But Harbour Air – which had balked at moving into the new facility, citing cost and safety concerns – will not use VHFC’s docks. Instead, an extension will be built to accommodate its fleet.

“The issue over there [at VHFC] has been exposure to wind and waves. Our concern operationally was that we didn’t have enough available space there, protected space, to accommodate our fleet,” Harbour Air Greg McDougall said on Monday. “And this will give us that [space].”

Harbour Air will pay to build the extension, which will cost an estimated $2-million, Mr. McDougall said.

The VHFC, built by the Clark and Ledcor groups, was built for about $20-million and opened in May 2011. But float-plane companies balked at moving in, citing rent that would add $12 to each flight in and out of the harbour.

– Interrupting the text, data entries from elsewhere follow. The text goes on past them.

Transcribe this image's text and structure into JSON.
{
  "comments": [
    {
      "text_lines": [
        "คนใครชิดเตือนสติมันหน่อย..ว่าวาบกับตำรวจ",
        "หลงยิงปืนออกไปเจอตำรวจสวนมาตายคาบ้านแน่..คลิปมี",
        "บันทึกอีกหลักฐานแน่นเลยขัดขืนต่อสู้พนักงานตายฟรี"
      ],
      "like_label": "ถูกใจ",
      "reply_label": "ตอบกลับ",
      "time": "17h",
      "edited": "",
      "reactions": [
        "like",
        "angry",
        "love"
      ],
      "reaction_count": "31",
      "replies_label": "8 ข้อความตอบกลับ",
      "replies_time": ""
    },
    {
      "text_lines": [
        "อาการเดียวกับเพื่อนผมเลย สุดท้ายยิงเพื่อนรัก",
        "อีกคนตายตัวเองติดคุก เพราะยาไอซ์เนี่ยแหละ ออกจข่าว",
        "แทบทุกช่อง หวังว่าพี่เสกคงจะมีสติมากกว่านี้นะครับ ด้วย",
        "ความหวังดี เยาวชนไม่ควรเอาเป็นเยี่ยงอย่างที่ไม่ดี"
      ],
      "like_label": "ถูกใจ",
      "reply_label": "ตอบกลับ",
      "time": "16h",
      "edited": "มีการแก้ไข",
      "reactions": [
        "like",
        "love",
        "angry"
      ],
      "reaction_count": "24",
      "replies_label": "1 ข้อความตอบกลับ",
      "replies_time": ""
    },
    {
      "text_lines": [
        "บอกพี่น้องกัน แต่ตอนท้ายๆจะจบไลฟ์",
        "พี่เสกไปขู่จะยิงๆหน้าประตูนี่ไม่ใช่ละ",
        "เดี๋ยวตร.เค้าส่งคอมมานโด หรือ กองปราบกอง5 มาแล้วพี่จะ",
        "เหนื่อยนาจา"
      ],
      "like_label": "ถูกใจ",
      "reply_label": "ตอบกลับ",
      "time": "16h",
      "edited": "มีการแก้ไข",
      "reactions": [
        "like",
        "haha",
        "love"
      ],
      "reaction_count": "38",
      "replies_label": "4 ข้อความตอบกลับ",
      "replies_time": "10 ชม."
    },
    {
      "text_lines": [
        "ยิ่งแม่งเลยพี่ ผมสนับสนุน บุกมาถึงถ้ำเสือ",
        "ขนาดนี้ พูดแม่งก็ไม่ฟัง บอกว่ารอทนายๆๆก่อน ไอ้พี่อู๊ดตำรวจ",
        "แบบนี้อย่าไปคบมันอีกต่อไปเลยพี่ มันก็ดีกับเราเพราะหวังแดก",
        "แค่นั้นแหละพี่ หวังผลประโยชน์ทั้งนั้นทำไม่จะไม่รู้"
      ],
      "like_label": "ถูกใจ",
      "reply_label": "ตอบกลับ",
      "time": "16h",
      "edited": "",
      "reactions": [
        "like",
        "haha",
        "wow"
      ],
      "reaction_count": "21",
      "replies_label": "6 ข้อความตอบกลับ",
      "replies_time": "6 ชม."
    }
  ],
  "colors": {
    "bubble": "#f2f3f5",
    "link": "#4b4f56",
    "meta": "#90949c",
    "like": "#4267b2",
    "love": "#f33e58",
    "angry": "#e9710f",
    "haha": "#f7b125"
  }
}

Even after B.C. Pavilion Corp. – which runs the convention centre and leases a water lot and terminal space to VHFC – stepped in to provide a rent break to VHFC, allowing it to cut its rental rates, only a handful of smaller operators moved.

Float plane operators also raised questions about the design and safety of VHFC docks.

The agreement will result in Harbour Air passengers paying an additional $9.50 per flight in and out of the harbour, Mr. McDougall said. Harbour Air will collect that fee from passengers and pass it on to VHFC as payment for using its new facility, he said.

The stand-off also involved the city, which granted the permit that allowed Harbour Air to operate from its Coal Harbour base since 2004 and was eager to see a waterfront seawall completed.

With Harbour Air agreeing to decommission its Coal Harbour terminal, PavCo expects to begin construction on the seawall connection in November.

“A resolution in the matter is good for the people of Coal Harbour and for all the parties involved,” Deputy Premier Rich Coleman said Monday in a statement. “We are happy to see that mediation has been able to bring conclusion to this issue and appreciate all the parties working on the solution.”

The dispute has cost taxpayers money and could have been avoided, said NDP MLA and tourism critic Spencer Chandra Herbert.

“We’ve got a high user fee and we have a taxpayer subsidy,” he said, referring to the rent break provided by PavCo to VHFC.

“And those brand new docks look like one of the most expensive breakwaters you could imagine.”